Alex Smith reportedly has “no animosity” for Washington Football Team

In recent comments to GQ, Washington quarterback Alex Smith provided frank, candid comments regarding his belief that the team “didn’t want me there” as he tried to return from a badly-broken leg. Smith now seems to regretting the impact his comments had.

“Seems to be” becomes the key phrase because Smith didn’t go on the record to explain the situation. Instead, someone leaked more information about the situation to JP Finlay of 106.7 The Fan in D.C.

“I talked to a source close to Alex yesterday,” Finlay said. “One thing they want to make clear is that Alex was talking to a reporter that didn’t know anything about football, and if you go back, the first story that came out had to be edited because Alex said ‘IR’ and the reporter thought that meant ‘high arm.’ This is not a dude that knows football. And that’s not a shot. I don’t know lifestyle; I couldn’t go write a fashion piece. I could write about football because that’s my lane. . . . The message from the source I talked to close to Alex is that, listen, there’s no animosity towards the organization. None of those comments were meant to make anybody mad. He was simply telling the story of what happened.”
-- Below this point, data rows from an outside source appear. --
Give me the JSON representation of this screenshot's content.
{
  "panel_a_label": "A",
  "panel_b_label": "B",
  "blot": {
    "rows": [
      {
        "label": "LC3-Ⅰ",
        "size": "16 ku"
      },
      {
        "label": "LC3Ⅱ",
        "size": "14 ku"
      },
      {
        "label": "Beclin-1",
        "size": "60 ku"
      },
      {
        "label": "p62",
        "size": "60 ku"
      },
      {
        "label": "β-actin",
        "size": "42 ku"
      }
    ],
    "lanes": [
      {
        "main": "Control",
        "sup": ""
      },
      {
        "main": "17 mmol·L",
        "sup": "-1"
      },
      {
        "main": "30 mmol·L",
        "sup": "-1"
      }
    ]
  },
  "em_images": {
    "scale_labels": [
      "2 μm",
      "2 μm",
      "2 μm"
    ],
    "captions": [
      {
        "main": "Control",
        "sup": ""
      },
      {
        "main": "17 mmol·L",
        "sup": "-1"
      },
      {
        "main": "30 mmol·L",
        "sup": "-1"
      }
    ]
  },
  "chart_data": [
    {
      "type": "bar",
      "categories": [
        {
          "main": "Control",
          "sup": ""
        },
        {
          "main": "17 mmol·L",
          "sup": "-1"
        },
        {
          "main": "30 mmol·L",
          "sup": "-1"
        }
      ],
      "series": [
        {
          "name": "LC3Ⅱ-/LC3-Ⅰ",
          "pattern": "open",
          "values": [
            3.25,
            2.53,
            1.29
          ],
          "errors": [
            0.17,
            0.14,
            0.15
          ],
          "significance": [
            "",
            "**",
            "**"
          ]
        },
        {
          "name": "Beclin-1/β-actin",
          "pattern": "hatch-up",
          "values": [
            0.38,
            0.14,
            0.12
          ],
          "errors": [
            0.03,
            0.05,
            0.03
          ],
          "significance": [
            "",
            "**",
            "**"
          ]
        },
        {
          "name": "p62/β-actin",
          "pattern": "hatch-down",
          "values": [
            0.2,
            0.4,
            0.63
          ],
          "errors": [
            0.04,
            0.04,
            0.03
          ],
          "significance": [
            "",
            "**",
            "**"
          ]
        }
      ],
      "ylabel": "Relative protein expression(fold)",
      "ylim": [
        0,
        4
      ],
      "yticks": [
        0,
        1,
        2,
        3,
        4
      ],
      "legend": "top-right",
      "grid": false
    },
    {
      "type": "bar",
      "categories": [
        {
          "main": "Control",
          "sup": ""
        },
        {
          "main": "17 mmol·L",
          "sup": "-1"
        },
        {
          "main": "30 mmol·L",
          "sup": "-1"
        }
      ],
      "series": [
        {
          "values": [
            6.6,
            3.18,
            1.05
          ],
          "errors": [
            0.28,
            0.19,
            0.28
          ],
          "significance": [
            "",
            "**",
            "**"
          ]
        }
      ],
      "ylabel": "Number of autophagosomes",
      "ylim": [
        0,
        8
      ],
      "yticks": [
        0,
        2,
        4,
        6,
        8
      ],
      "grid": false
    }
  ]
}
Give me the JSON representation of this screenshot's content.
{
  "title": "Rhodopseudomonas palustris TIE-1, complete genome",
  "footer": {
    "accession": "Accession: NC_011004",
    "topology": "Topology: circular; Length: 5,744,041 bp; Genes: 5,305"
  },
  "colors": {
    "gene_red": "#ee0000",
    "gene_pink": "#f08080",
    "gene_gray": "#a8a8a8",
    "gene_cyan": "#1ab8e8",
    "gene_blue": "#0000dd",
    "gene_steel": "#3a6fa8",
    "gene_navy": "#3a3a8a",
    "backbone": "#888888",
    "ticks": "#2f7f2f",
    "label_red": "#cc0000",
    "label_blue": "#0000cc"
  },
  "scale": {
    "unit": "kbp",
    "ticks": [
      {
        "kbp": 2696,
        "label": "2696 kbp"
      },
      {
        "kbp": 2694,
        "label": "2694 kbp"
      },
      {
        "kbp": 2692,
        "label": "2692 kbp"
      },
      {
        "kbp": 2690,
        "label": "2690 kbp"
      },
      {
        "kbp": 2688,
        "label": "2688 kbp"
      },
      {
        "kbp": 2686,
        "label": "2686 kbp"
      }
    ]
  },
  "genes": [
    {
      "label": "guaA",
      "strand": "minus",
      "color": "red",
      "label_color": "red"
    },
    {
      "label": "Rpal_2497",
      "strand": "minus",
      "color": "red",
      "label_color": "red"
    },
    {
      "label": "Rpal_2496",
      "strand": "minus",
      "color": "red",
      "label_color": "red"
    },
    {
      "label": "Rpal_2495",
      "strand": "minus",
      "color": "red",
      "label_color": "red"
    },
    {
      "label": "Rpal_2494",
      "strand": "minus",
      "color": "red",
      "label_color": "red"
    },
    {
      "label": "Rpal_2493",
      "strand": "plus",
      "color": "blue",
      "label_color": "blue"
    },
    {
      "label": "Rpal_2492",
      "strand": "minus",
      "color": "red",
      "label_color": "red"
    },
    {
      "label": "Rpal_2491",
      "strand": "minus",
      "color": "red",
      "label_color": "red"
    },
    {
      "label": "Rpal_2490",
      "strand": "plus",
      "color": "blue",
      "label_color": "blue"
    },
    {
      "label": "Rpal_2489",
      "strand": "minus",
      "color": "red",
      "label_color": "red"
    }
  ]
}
There’s no denial or dispute regarding the words Smith used when speaking to Clay Skipper of GQ. And so what if Skipper thought he heard “high arm” instead of “IR”? Does that make the quotes he attributed to Smith incorrect?

He said what he said, and no one is saying he didn’t say it. Smith’s concern seems to be not what he said or what was written but the reaction to it.

To his credit, Smith isn’t trying to say he didn’t say what he said. He said it. He presumably meant it. He just didn’t mean for it to be interpreted as criticism of the team.

But how could he not? He chose strong words that painted a clear picture that the team didn’t want Smith back on the field. Unless and until he uses different words or says that the words he used weren’t the words that were published, neither Smith nor any source close to him should complain about the manner in which those who see and hear the words react to them.